His is a game best measure by what scouts call the ‘eyeball test.’

The six-foot-three, 212 pound Lashoff reminds many of the previous holder of the No. 23 jersey in Detroit – Brad Stuart.

Lashoff is a gritty defenseman, who leads the Wings in hits and is among their leaders in blocked shots. He’s become a pivotal piece on the penalty kill and he’s gone from unwanted to one of the first names called by coach Mike Babcock.

“He’s played on the top pairing with (Niklas) Kronwall, played against the best players, also played on the penalty kill,” Holland said.

“He makes a good outlet pass. He competes hard. He’s got a good reach. And he’s only 22.

“We think he’ll get better and better.”

While others may have had questions about his ability to develop into an NHL regular, Lashoff’s faith never wavered.

These are heady times for the youngster nicknamed ‘Smash’, yet he refuses to be sucked into the vortex of good vibes.

“When I came here I was never going to get too high or too low, just kind of stay the same way throughout my time here and work hard every day,” Lashoff said. “It never changes for me, whether it’s a game day, a practice or if I’m playing.

“I’m going to be ready whatever opportunity is given to me.”

That quiet self-confidence was one of the characteristics the Wings noticed when they offered Lashoff a tryout in September, 2008.
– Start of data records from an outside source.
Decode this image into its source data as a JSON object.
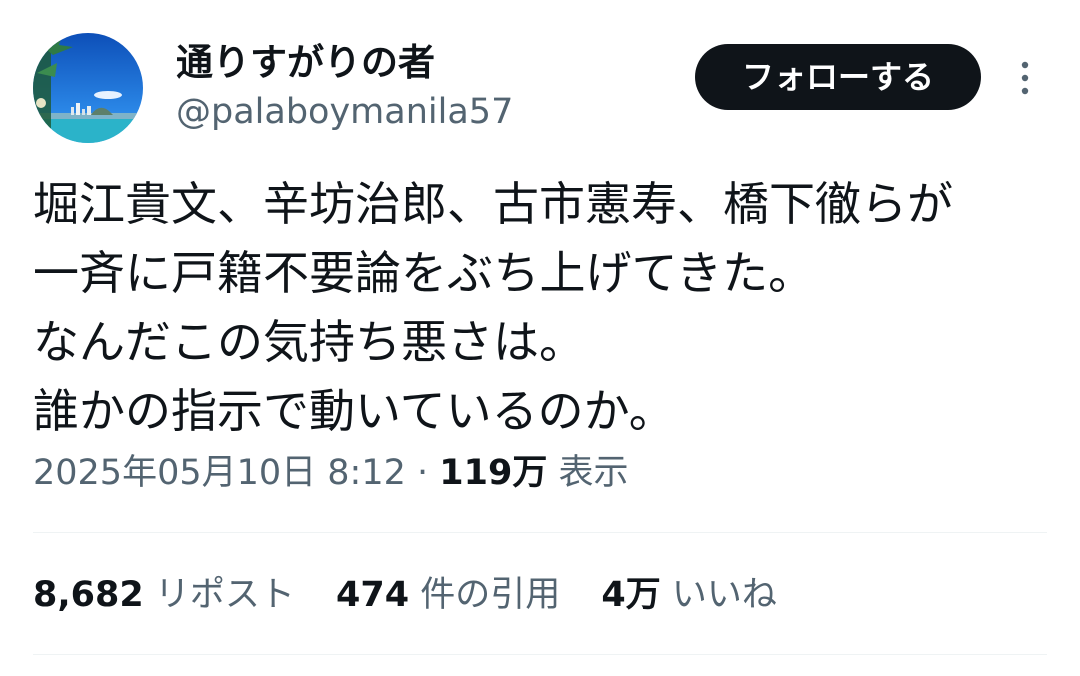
{
  "author": {
    "display_name": "通りすがりの者",
    "handle": "@palaboymanila57",
    "avatar_icon": "beach-skyline-avatar"
  },
  "actions": {
    "follow_label": "フォローする",
    "more_icon": "more-vertical-icon"
  },
  "tweet": {
    "lines": [
      "堀江貴文、辛坊治郎、古市憲寿、橋下徹らが",
      "一斉に戸籍不要論をぶち上げてきた。",
      "なんだこの気持ち悪さは。",
      "誰かの指示で動いているのか。"
    ]
  },
  "meta": {
    "timestamp": "2025年05月10日 8:12",
    "separator": " · ",
    "views_count": "119万",
    "views_label": "表示"
  },
  "stats": {
    "reposts_count": "8,682",
    "reposts_label": "リポスト",
    "quotes_count": "474",
    "quotes_label": "件の引用",
    "likes_count": "4万",
    "likes_label": "いいね"
  },
  "colors": {
    "text_primary": "#0f1419",
    "text_secondary": "#536471",
    "button_bg": "#0f1419",
    "button_text": "#ffffff",
    "divider": "#eff3f4",
    "avatar_sky": "#1d6fd6",
    "avatar_sea": "#2bb3c9"
  }
}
Detroit was just coming off a Stanley Cup season and still had the likes of Nick Lidstrom, Brian Rafalski, Brad Stuart and Niklas Kronwall along with a young Jonathan Ericsson, who had played so well in the previous spring’s playoffs.

It hardly seemed a logical choice to try and work yourself up from the dregs of the minor leagues with that formidable blue-line looking set for the next few seasons.
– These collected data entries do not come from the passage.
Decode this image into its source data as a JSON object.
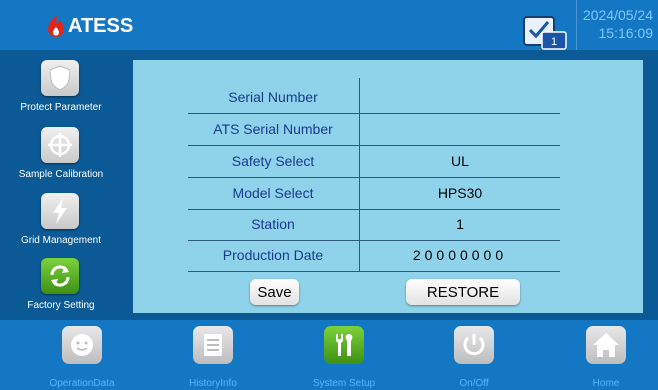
{
  "header": {
    "brand": "ATESS",
    "message_count": "1",
    "date": "2024/05/24",
    "time": "15:16:09"
  },
  "sidebar": {
    "items": [
      {
        "label": "Protect Parameter",
        "icon": "shield-icon"
      },
      {
        "label": "Sample Calibration",
        "icon": "crosshair-icon"
      },
      {
        "label": "Grid Management",
        "icon": "lightning-icon"
      },
      {
        "label": "Factory Setting",
        "icon": "refresh-icon",
        "active": true
      }
    ]
  },
  "main": {
    "rows": [
      {
        "label": "Serial Number",
        "value": ""
      },
      {
        "label": "ATS Serial Number",
        "value": ""
      },
      {
        "label": "Safety Select",
        "value": "UL"
      },
      {
        "label": "Model Select",
        "value": "HPS30"
      },
      {
        "label": "Station",
        "value": "1"
      },
      {
        "label": "Production Date",
        "value": "20000000"
      }
    ],
    "save_label": "Save",
    "restore_label": "RESTORE"
  },
  "bottom_nav": {
    "items": [
      {
        "label": "OperationData",
        "icon": "face-icon"
      },
      {
        "label": "HistoryInfo",
        "icon": "document-icon"
      },
      {
        "label": "System Setup",
        "icon": "tools-icon",
        "active": true
      },
      {
        "label": "On/Off",
        "icon": "power-icon"
      },
      {
        "label": "Home",
        "icon": "home-icon"
      }
    ]
  },
  "colors": {
    "topbar": "#1477c4",
    "background": "#0b5a96",
    "panel": "#8fd3ea",
    "label_text": "#1a3a90",
    "active_green": "#5fb82a"
  }
}
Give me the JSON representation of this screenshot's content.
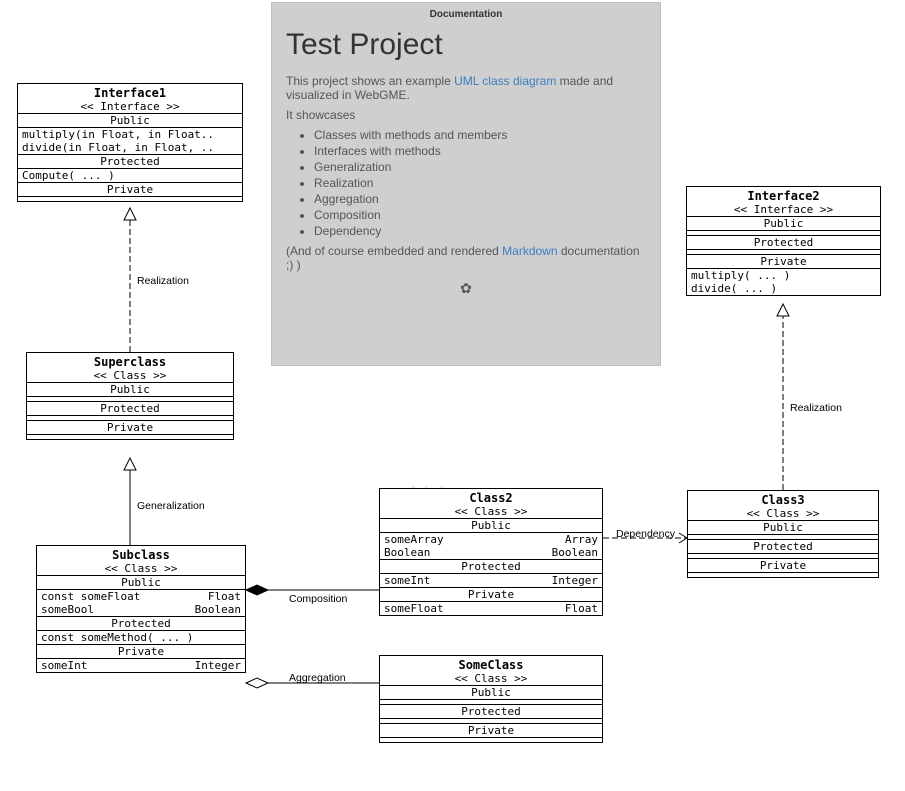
{
  "watermark": "ALL",
  "doc": {
    "header": "Documentation",
    "title": "Test Project",
    "intro_before": "This project shows an example ",
    "intro_link": "UML class diagram",
    "intro_after": " made and visualized in WebGME.",
    "showcases_label": "It showcases",
    "items": [
      "Classes with methods and members",
      "Interfaces with methods",
      "Generalization",
      "Realization",
      "Aggregation",
      "Composition",
      "Dependency"
    ],
    "footer_before": "(And of course embedded and rendered ",
    "footer_link": "Markdown",
    "footer_after": " documentation ;) )"
  },
  "labels": {
    "public": "Public",
    "protected": "Protected",
    "private": "Private"
  },
  "edges": {
    "realization1": "Realization",
    "generalization": "Generalization",
    "composition": "Composition",
    "aggregation": "Aggregation",
    "dependency": "Dependency",
    "realization2": "Realization"
  },
  "interface1": {
    "name": "Interface1",
    "stereo": "<< Interface >>",
    "public1": "multiply(in Float, in Float..",
    "public2": "divide(in Float, in Float, ..",
    "protected1": "Compute( ... )"
  },
  "superclass": {
    "name": "Superclass",
    "stereo": "<< Class >>"
  },
  "subclass": {
    "name": "Subclass",
    "stereo": "<< Class >>",
    "pub_l1": "const someFloat",
    "pub_r1": "Float",
    "pub_l2": "someBool",
    "pub_r2": "Boolean",
    "prot1": "const someMethod( ... )",
    "priv_l1": "someInt",
    "priv_r1": "Integer"
  },
  "class2": {
    "name": "Class2",
    "stereo": "<< Class >>",
    "pub_l1": "someArray",
    "pub_r1": "Array",
    "pub_l2": "Boolean",
    "pub_r2": "Boolean",
    "prot_l1": "someInt",
    "prot_r1": "Integer",
    "priv_l1": "someFloat",
    "priv_r1": "Float"
  },
  "someclass": {
    "name": "SomeClass",
    "stereo": "<< Class >>"
  },
  "interface2": {
    "name": "Interface2",
    "stereo": "<< Interface >>",
    "priv1": "multiply( ... )",
    "priv2": "divide( ... )"
  },
  "class3": {
    "name": "Class3",
    "stereo": "<< Class >>"
  }
}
However, Lashoff was playing the long game.

He pleasantly surprised Wings’ general manager Ken Holland that fall. Holland saw enough in the rugged defenseman to offer him a contract.

Lashoff signed and went back to the Ontario Hockey League to continue to polish his craft. The Wings’ foresight was rewarded when Lashoff made the U.S. national junior squad that would go on to win the world title in 2009-10.
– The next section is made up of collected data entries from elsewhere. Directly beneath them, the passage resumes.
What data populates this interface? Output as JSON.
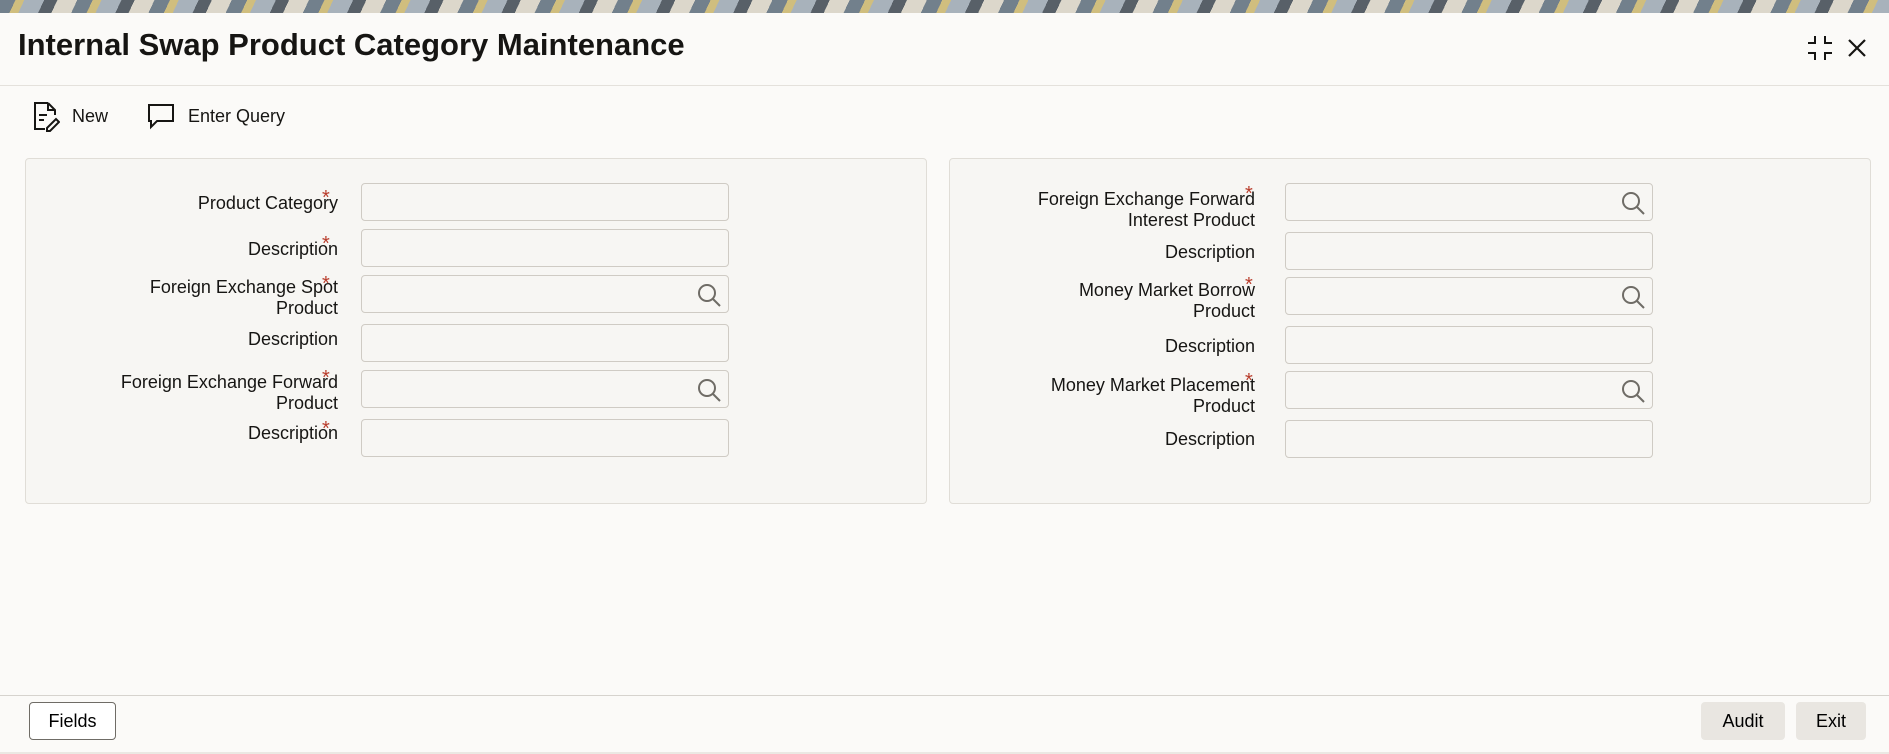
{
  "window": {
    "title": "Internal Swap Product Category Maintenance"
  },
  "toolbar": {
    "new_label": "New",
    "enter_query_label": "Enter Query"
  },
  "left_panel": {
    "product_category_label": "Product Category",
    "description1_label": "Description",
    "fx_spot_label_line1": "Foreign Exchange Spot",
    "fx_spot_label_line2": "Product",
    "description2_label": "Description",
    "fx_forward_label_line1": "Foreign Exchange Forward",
    "fx_forward_label_line2": "Product",
    "description3_label": "Description",
    "required_mark": "*"
  },
  "right_panel": {
    "fx_fwd_interest_label_line1": "Foreign Exchange Forward",
    "fx_fwd_interest_label_line2": "Interest Product",
    "description1_label": "Description",
    "mm_borrow_label_line1": "Money Market Borrow",
    "mm_borrow_label_line2": "Product",
    "description2_label": "Description",
    "mm_placement_label_line1": "Money Market Placement",
    "mm_placement_label_line2": "Product",
    "description3_label": "Description",
    "required_mark": "*"
  },
  "footer": {
    "fields_label": "Fields",
    "audit_label": "Audit",
    "exit_label": "Exit"
  },
  "colors": {
    "required": "#b83b2a",
    "panel_bg": "#f7f6f3",
    "border": "#cfcbc4"
  }
}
He enjoyed his first full season at the AHL last year in Grand Rapids. The plan was for him to remain there for another year.

However, the NHL lockout bought him another half season of AHL action and he was ready when injuries ravaged the Detroit defensive corps. Lashoff has played in 18 of Detroit’s 22 games to date.

The irony of it all must have struck Lashoff as he signed his new deal.

In inking the one-way pact, Lashoff has cemented himself in the Wings’ NHL plans while none of the six draft picks Detroit made in 2008, which included first-round pick Thomas McCollum and fourth-round selection Gustav Nyquist, have been able to stick with the big club permanently to date.

Though he still makes the occasional rookie mistake, Lashoff has become instrumental in helping the Wings find some answers on a defense, which had been the biggest question mark coming into the season.

With Detroit leading the NHL in man-games lost to injury, the fact that the Wings remain solidly in the playoff race while watching their defensive numbers steadily improve bodes well for the Wings when they get healthy.

Detroit has only conceded seven goals in its last five games following a 2-1 shootout loss to Chicago March 3 and now the questions are more about Detroit’s depth at forward.

Retired Wings’ captain Nick Lidstrom feels Detroit will reap the rewards of surviving thanks to the help of youngsters such as Lashoff and fellow rookies Damien Brunner, Tomas Tatar and Joaquin Anderson.

“Guys are getting an opportunity to play more,” Lidstrom said.

“I think it’s just the maturity of getting experience to play and play every day, against the top players and knowing that small mistakes can end up with the puck in your net.

“It’s a learning experience for the kids and it’s a great way to get a chance to play with so many guys out.”